Version Image address Release date Description
v1.2.5
  • ack-node-problem-detector: registry.aliyuncs.com/acs/node-problem-detector:v0.6.3-28-160499f
  • kube-eventer: registry-vpc.__ACK_REGION_ID__.aliyuncs.com/acs/kube-eventer-amd64:v1.2.4-0f5aaee-aliyun
  • kube-event-init: registry.{ .Values.controller.regionId }.aliyuncs.com/acs/kube-eventer-init:1.5-5e0e7c1-aliyun
2021-04-25
  • The following issue is fixed: kube-event-init in the kube-system namespace returns the "414 Request Too Large" error when the event center feature is enabled.
  • The eventer list-watch mechanism is optimized. This prevents etcd from receiving excessive requests. For more information, see eventer list-watch.

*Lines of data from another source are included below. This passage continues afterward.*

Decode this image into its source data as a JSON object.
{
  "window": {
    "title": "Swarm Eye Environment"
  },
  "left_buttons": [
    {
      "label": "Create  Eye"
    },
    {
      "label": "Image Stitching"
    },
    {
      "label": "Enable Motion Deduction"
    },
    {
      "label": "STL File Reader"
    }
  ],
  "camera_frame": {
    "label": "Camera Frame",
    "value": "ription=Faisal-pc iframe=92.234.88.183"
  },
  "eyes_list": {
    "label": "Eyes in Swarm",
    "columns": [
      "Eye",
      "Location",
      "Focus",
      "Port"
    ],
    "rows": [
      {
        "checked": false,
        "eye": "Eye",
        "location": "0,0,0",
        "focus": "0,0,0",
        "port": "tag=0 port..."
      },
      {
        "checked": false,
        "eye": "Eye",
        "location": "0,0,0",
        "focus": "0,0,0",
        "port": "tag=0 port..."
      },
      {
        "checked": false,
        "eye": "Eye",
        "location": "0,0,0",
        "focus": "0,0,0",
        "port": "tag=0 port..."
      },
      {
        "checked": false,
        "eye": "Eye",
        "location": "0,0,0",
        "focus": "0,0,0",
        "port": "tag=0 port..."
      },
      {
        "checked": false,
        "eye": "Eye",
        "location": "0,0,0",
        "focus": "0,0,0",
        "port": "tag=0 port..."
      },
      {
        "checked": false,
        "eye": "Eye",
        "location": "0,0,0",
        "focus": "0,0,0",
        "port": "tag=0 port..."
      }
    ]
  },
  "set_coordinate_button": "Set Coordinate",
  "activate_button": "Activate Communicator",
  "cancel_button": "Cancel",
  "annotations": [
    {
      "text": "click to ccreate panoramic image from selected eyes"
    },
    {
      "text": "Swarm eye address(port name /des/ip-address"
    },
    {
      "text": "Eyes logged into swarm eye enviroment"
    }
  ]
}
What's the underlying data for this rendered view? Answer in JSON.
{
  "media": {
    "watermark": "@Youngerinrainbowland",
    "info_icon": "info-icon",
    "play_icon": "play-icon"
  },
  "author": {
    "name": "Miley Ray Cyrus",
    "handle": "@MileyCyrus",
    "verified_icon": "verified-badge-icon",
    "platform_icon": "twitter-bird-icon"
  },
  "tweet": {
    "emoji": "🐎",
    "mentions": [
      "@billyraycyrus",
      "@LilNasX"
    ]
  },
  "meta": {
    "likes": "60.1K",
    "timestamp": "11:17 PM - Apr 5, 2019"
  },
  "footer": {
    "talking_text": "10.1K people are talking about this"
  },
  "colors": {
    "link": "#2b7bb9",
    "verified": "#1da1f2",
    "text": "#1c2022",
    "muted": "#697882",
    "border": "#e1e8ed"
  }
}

  • The following issue is fixed: kube-eventer fails to parse the timestamps of some system events. For more information, see fix FailedScheduling event write to sls with wrong timestamp.

July 2020

Version Image address Release date Description
v0.6.3-28-160499f registry.aliyuncs.com/acs/node-problem-detector:v0.6.3-28-160499f 2020-07-27
  • The following information can be added to out of memory (OOM) Killer events: the name of the relative pod, the namespace to which the pod belongs, and the user IDs (UIDs) of the killed processes.
  • The efficiency of the check_fd plug-in is improved.
  • Node events are optimized to report that the process ID (PID) usage of cluster nodes exceeds the threshold.
  • Plug-ins that detect network connections are upgraded.
  • Alert plug-ins are added to send alerts when the inode usage in the system disks of cluster nodes exceeds the threshold.